October 03, 2013 via Pepsi
The Five Types of Rock Stars You Meet in the Music Business
You've got to admire rock stars; from smashing guitars to million pieces on stage to turn a hotel room into a war scene. Rock stars are iconic characters in music for their influence on pop culture, have a massive fan base, and are unpredictable. Most people think of rock stars being rebellious guitarists with lots of tattoos and weird outfits but in fact most rock stars come in many different styles. Click through our list and check out The Five Types of Rock Stars You Meet in the Music Business.
A relatable rocker is pretty self-explanatory. They enable an audience to feel that they can relate to the artists music. Most artists take influences from personal experiences and create music around it. People like Dan Auerbach, Kid Cudi, Fabrizio Moretti, and Kendrick Lamar are all known for their poetic storytelling of real life situations. It’s benefited them throughout their career from an on-growing fan base that relates to their music.
Apathetic rockers are the most rebellious of the five types of rock stars. They feign amusement, but always keep an understated cool best backed by a slick pair of shades. Legendary musician, Kurt Cobain, fits the profile of an apathetic rocker--grunge rock in particular lends itself to the type. Just to be clear, it's not really about not caring, just about the appearance of not being affected. Current notable apathetic rockers might include people like Zachary Cole Smith of DIIV and all members of The Vaccines.
Emo Rockers take great care to perfect their images in the spotlight.
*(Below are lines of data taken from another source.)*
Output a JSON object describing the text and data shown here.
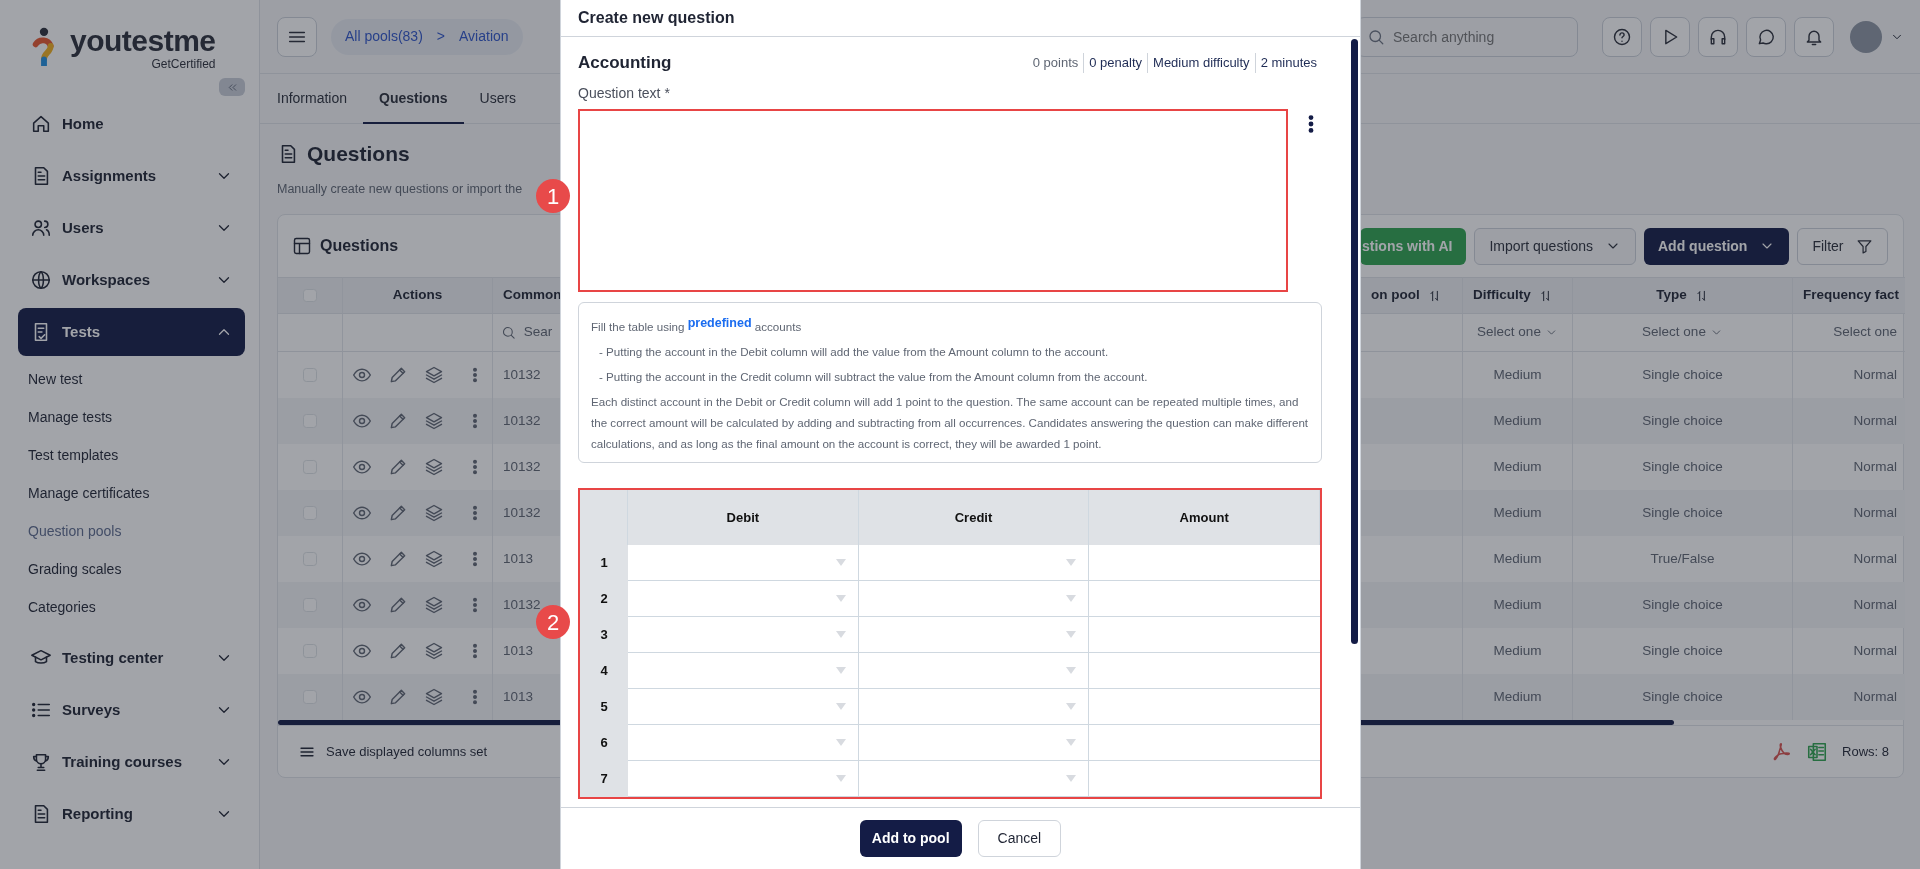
{
  "sidebar": {
    "logo": {
      "name": "youtestme",
      "tagline": "GetCertified"
    },
    "items": [
      {
        "label": "Home",
        "selected": false
      },
      {
        "label": "Assignments",
        "expanded": false,
        "selected": false
      },
      {
        "label": "Users",
        "expanded": false,
        "selected": false
      },
      {
        "label": "Workspaces",
        "expanded": false,
        "selected": false
      },
      {
        "label": "Tests",
        "expanded": true,
        "selected": true,
        "children": [
          {
            "label": "New test",
            "selected": false
          },
          {
            "label": "Manage tests",
            "selected": false
          },
          {
            "label": "Test templates",
            "selected": false
          },
          {
            "label": "Manage certificates",
            "selected": false
          },
          {
            "label": "Question pools",
            "selected": true
          },
          {
            "label": "Grading scales",
            "selected": false
          },
          {
            "label": "Categories",
            "selected": false
          }
        ]
      },
      {
        "label": "Testing center",
        "expanded": false,
        "selected": false
      },
      {
        "label": "Surveys",
        "expanded": false,
        "selected": false
      },
      {
        "label": "Training courses",
        "expanded": false,
        "selected": false
      },
      {
        "label": "Reporting",
        "expanded": false,
        "selected": false
      }
    ]
  },
  "header": {
    "breadcrumb": [
      "All pools(83)",
      "Aviation"
    ],
    "separator": ">",
    "search": {
      "placeholder": "Search anything"
    }
  },
  "tabs": [
    {
      "label": "Information",
      "selected": false
    },
    {
      "label": "Questions",
      "selected": true
    },
    {
      "label": "Users",
      "selected": false
    }
  ],
  "page": {
    "title": "Questions",
    "subtitle": "Manually create new questions or import the"
  },
  "card": {
    "title": "Questions",
    "buttons": [
      {
        "label": "stions with AI",
        "kind": "success",
        "dropdown": false
      },
      {
        "label": "Import questions",
        "kind": "outline",
        "dropdown": true
      },
      {
        "label": "Add question",
        "kind": "primary",
        "dropdown": true
      },
      {
        "label": "Filter",
        "kind": "filter",
        "dropdown": false
      }
    ],
    "table": {
      "select_all_checked": false,
      "columns": [
        {
          "label": "Actions",
          "sortable": false
        },
        {
          "label": "Common",
          "filter": {
            "kind": "search",
            "text": "Sear"
          }
        },
        {
          "label": "on pool",
          "sortable": true
        },
        {
          "label": "Difficulty",
          "sortable": true,
          "filter": {
            "kind": "select",
            "text": "Select one",
            "caret": true
          }
        },
        {
          "label": "Type",
          "sortable": true,
          "filter": {
            "kind": "select",
            "text": "Select one",
            "caret": true
          }
        },
        {
          "label": "Frequency fact",
          "filter": {
            "kind": "select",
            "text": "Select one",
            "caret": false
          }
        }
      ],
      "rows": [
        {
          "checked": false,
          "id": "10132",
          "difficulty": "Medium",
          "type": "Single choice",
          "frequency": "Normal"
        },
        {
          "checked": false,
          "id": "10132",
          "difficulty": "Medium",
          "type": "Single choice",
          "frequency": "Normal"
        },
        {
          "checked": false,
          "id": "10132",
          "difficulty": "Medium",
          "type": "Single choice",
          "frequency": "Normal"
        },
        {
          "checked": false,
          "id": "10132",
          "difficulty": "Medium",
          "type": "Single choice",
          "frequency": "Normal"
        },
        {
          "checked": false,
          "id": "1013",
          "difficulty": "Medium",
          "type": "True/False",
          "frequency": "Normal"
        },
        {
          "checked": false,
          "id": "10132",
          "difficulty": "Medium",
          "type": "Single choice",
          "frequency": "Normal"
        },
        {
          "checked": false,
          "id": "1013",
          "difficulty": "Medium",
          "type": "Single choice",
          "frequency": "Normal"
        },
        {
          "checked": false,
          "id": "1013",
          "difficulty": "Medium",
          "type": "Single choice",
          "frequency": "Normal"
        }
      ]
    },
    "footer": {
      "save_label": "Save displayed columns set",
      "rows_label": "Rows: 8"
    }
  },
  "modal": {
    "title": "Create new question",
    "question_title": "Accounting",
    "meta": [
      "0 points",
      "0 penalty",
      "Medium difficulty",
      "2 minutes"
    ],
    "question_text": {
      "label": "Question text *",
      "highlighted": true
    },
    "info": {
      "intro_before": "Fill the table using",
      "link": "predefined",
      "intro_after": "accounts",
      "bullets": [
        "- Putting the account in the Debit column will add the value from the Amount column to the account.",
        "- Putting the account in the Credit column will subtract the value from the Amount column from the account."
      ],
      "note": "Each distinct account in the Debit or Credit column will add 1 point to the question. The same account can be repeated multiple times, and the correct amount will be calculated by adding and subtracting from all occurrences. Candidates answering the question can make different calculations, and as long as the final amount on the account is correct, they will be awarded 1 point."
    },
    "table": {
      "highlighted": true,
      "columns": [
        {
          "label": "Debit",
          "kind": "dropdown"
        },
        {
          "label": "Credit",
          "kind": "dropdown"
        },
        {
          "label": "Amount",
          "kind": "input"
        }
      ],
      "rows": [
        {
          "number": "1"
        },
        {
          "number": "2"
        },
        {
          "number": "3"
        },
        {
          "number": "4"
        },
        {
          "number": "5"
        },
        {
          "number": "6"
        },
        {
          "number": "7"
        }
      ]
    },
    "buttons": [
      {
        "label": "Add to pool",
        "kind": "primary"
      },
      {
        "label": "Cancel",
        "kind": "secondary"
      }
    ]
  },
  "annotations": [
    {
      "label": "1"
    },
    {
      "label": "2"
    }
  ]
}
Keeping their hair dyed black, pink, blue, or any color under the rainbow, putting on full makeup and edgy accessories, and making sure their dressed to impress comes high priority. Emo broke into mainstream culture in the early 2000s with the platinum-selling success of bands like Jimmy Eat World and Dashboard Confessional and the emergence of the sub-genre "screamo." A variety of artists, including multiplatinum acts and groups with disparate styles and sounds, have been dubbed emo. Who doesn’t get down with a little angst every now and then? Looking for a cue? Try watching some music videos from favorites like Panic! At The Disco, The All American Rejects, The Fray and Jimmy Eat World. Drake could potentially fall into this category, feel free to discuss on Twitter.
“Crossover” is when an artist performs a certain type of music that is typically more emerging, but reaches a mass audience and achieves popularity. Canadian R&B artist The Weeknd is prime example of a crossover rock star. His House of Balloons, Thursday, and Echoes of Silence mixtapes were independent releases back in 2011 but reached mainstream success through word of mouth, praises from Pitchfork, Rolling Stone, XXL, and The New York Times. Now The Weeknd loves to show off his cross-genre chops by doing things like collaborating with Diplo and Sia on a pop song for Catching Fire. He really can go anywhere, just ask him.
Power rockers tend to be pointedly self-obsessed artists who believe in their own hype just as much as their fans. Kanye West is incredibly talented, and he’ll be the first one to tell you. Hey--he can back it up. If you achieve as much as Kanye has in his career a healthy dose of confidence is well-deserved, right?